Published 12:00 am Thursday, February 27, 2014

There is lots of science that tells us that experiences make us happier than possessions. But which experiences make us the happiest? Which experiences should we seek out if we want to be happy?
A study titled “Happiness from Ordinary and Extraordinary Experiences” by two marketing professors set out first to separate experiences into those two broad categories: extraordinary (uncommon and infrequent), such as the birth of a child or a trip to Hawaii; and ordinary (common and frequent), such as feeling the sun on your face on a summer morning or sharing pizza and a movie with the kids.
Second, Amit Bhattacharjee of The Tuck School of Business at Dartmouth and Cassie Mogilner of The Wharton School at the University of Pennsylvania looked for the role of age in the happiness these experiences give us.

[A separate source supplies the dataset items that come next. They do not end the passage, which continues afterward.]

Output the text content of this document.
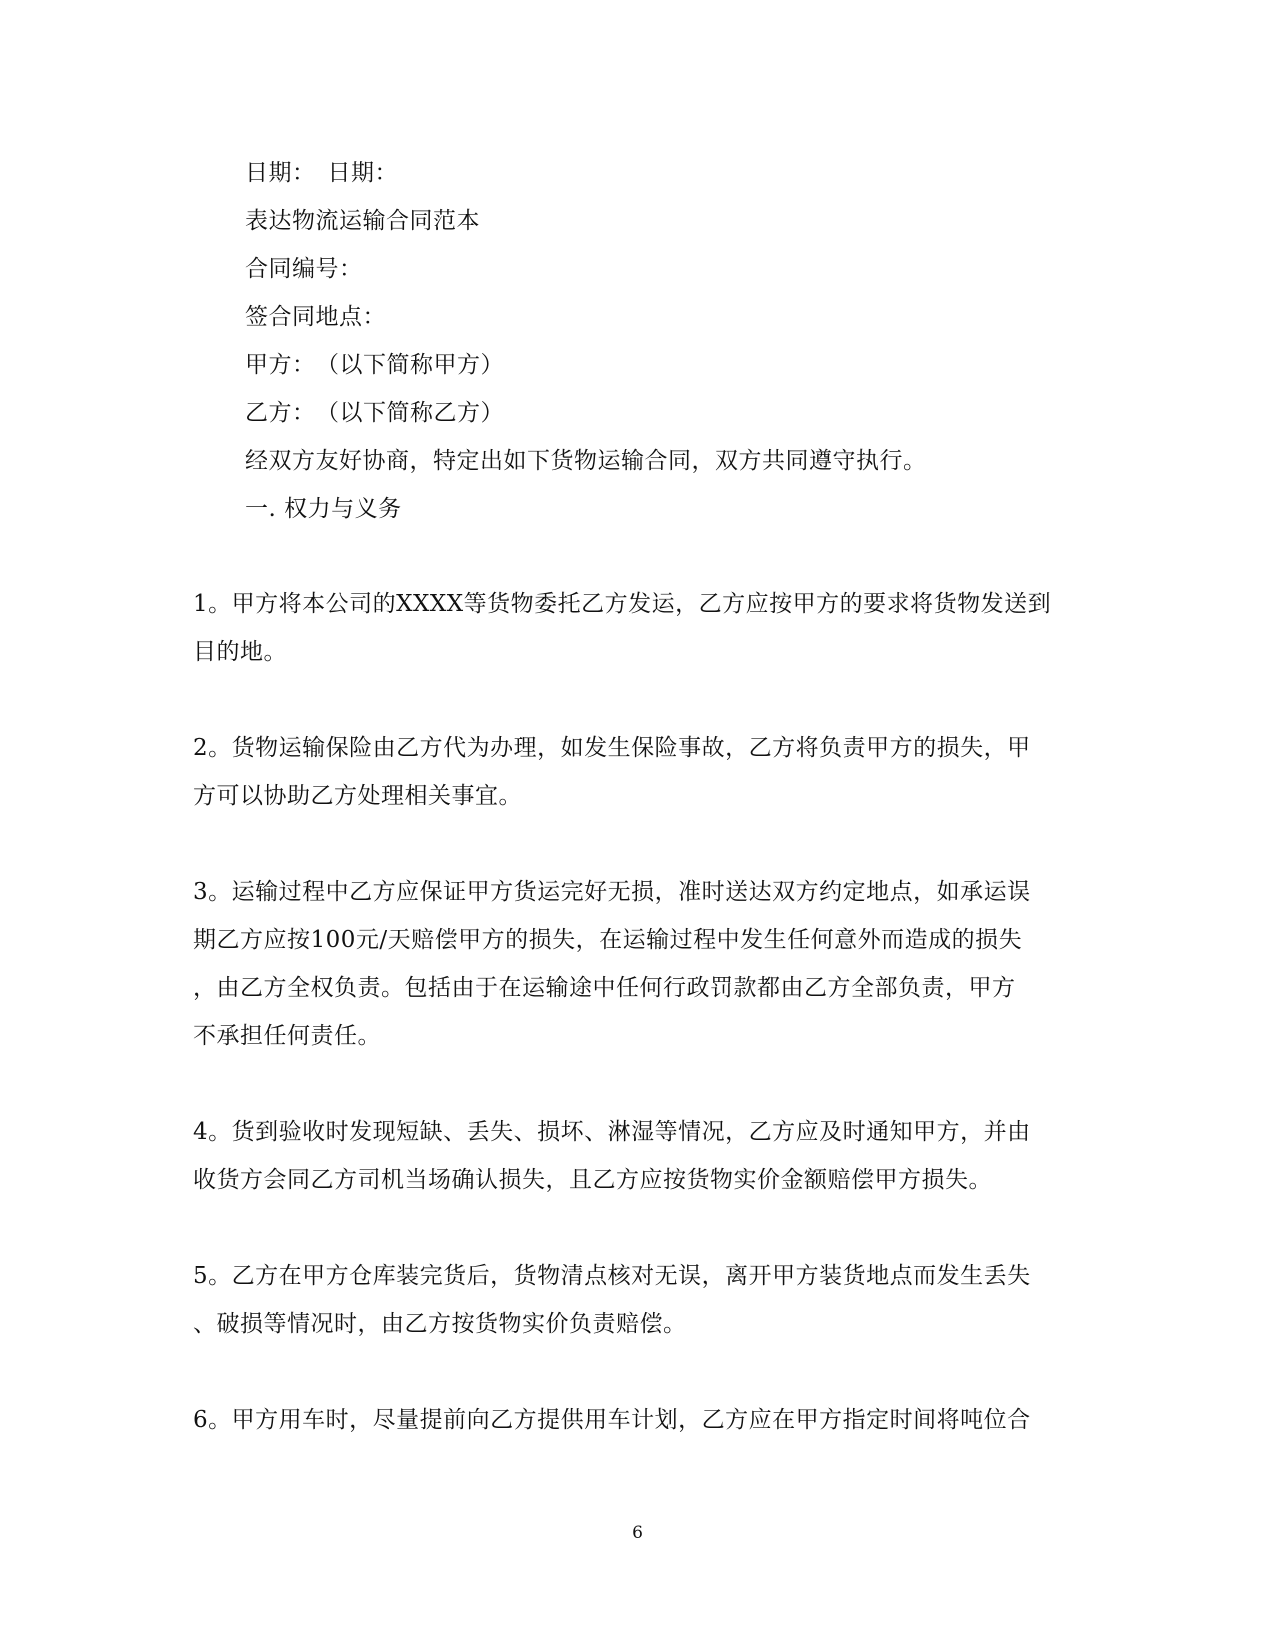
日期：　日期：
表达物流运输合同范本
合同编号：
签合同地点：
甲方：　（以下简称甲方）
乙方：　（以下简称乙方）
经双方友好协商，特定出如下货物运输合同，双方共同遵守执行。
一. 权力与义务
1。甲方将本公司的XXXX等货物委托乙方发运，乙方应按甲方的要求将货物发送到
目的地。
2。货物运输保险由乙方代为办理，如发生保险事故，乙方将负责甲方的损失，甲
方可以协助乙方处理相关事宜。
3。运输过程中乙方应保证甲方货运完好无损，准时送达双方约定地点，如承运误
期乙方应按100元/天赔偿甲方的损失，在运输过程中发生任何意外而造成的损失
，由乙方全权负责。包括由于在运输途中任何行政罚款都由乙方全部负责，甲方
不承担任何责任。
4。货到验收时发现短缺、丢失、损坏、淋湿等情况，乙方应及时通知甲方，并由
收货方会同乙方司机当场确认损失，且乙方应按货物实价金额赔偿甲方损失。
5。乙方在甲方仓库装完货后，货物清点核对无误，离开甲方装货地点而发生丢失
、破损等情况时，由乙方按货物实价负责赔偿。
6。甲方用车时，尽量提前向乙方提供用车计划，乙方应在甲方指定时间将吨位合
6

They found that younger people, who view the future as infinite and who are collecting experiences to help define who they are, gain more happiness from extraordinary experiences, such as taking pictures from the top of the Eiffel Tower.
As people age, the researchers found, and begin to view their remaining time as limited, they get just as much happiness from the ordinary experiences that are part of their daily lives — a bike ride, a frappachino on a hot day.

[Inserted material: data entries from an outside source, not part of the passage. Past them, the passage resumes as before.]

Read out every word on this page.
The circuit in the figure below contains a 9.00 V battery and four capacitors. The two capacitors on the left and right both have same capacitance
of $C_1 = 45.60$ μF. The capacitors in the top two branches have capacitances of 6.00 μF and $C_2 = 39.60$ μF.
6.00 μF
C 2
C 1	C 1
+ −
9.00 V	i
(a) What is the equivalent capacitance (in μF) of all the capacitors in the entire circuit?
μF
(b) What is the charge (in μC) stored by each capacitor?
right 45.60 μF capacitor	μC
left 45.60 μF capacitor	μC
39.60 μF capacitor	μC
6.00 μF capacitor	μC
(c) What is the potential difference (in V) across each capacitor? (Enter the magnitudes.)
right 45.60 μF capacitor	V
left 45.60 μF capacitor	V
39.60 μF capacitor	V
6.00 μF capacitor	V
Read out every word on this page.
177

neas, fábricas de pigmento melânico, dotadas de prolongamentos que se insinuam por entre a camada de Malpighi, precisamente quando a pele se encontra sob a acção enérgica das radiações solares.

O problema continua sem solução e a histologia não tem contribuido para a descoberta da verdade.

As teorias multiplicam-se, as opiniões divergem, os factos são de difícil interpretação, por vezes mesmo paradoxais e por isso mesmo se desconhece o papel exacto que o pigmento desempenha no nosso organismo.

Their report, scheduled to be published in the Journal of Consumer Research, helps answer the question, how do we spend our time and money to maximize our happiness? Should we choose that trip to Ireland or the Viking river cruise? Or might we be just as happy getting together with old friends at a neighborhood restaurant and lingering too long over wine?
The answer depends on where you are in life. The fearless young need extraordinary experiences to shape their lives and improve their decision-making. But those of us who are older now have permission to scale back the bucket list, knowing that we can be just as happy with a weekend at a bed and breakfast as we might be zip-lining through a tropical jungle.
“While younger people tend to define happiness in terms of excitement, enthusiasm and high stakes of arousal, older people define happiness in terms of calm, peacefulness and low states of arousal,” the authors wrote.

We still love thrills as we age, the researchers found. Extraordinary experiences give young and old almost the same amount of pleasure. But happiness from ordinary experiences increased as people got older.
Another interesting finding? Our happiness does not depend on having a partner or being in a group for any of these experiences — whether we are young or old. I would have guessed that it did, that a shared experience would make me happier. But I recognize that I am equally content sipping coffee on my deck on a summer morning whether I am alone or with friends.
The study was not really intended to help you and I understand better what makes us happy and, if we are older, to give us permission to savor the small moments. It is actually aimed at the sellers of experiential products.
But it put me in mind of Roger Angell’s recent essay in the New Yorker, in which he has written lyrically about sports and other things for a generation. He is 93 now, and he writes about the shrinking of his world and about death, a visitor he would not be surprised to see at his door on any day. It is sad and funny and touching and profound. He echoes the findings of this study, but when he writes about the little happinesses of his life, you can hear the music in his words.
“We’ve outgrown our ambitions. If our wives or husbands are still with us, we sense a trickle of contentment flowing from the reliable springs of routine, affection in long silences, calm within the light boredom of well-worn friends, retold stories and mossy opinions. Also the distant whoosh of a surfaced porpoise outside our night windows.”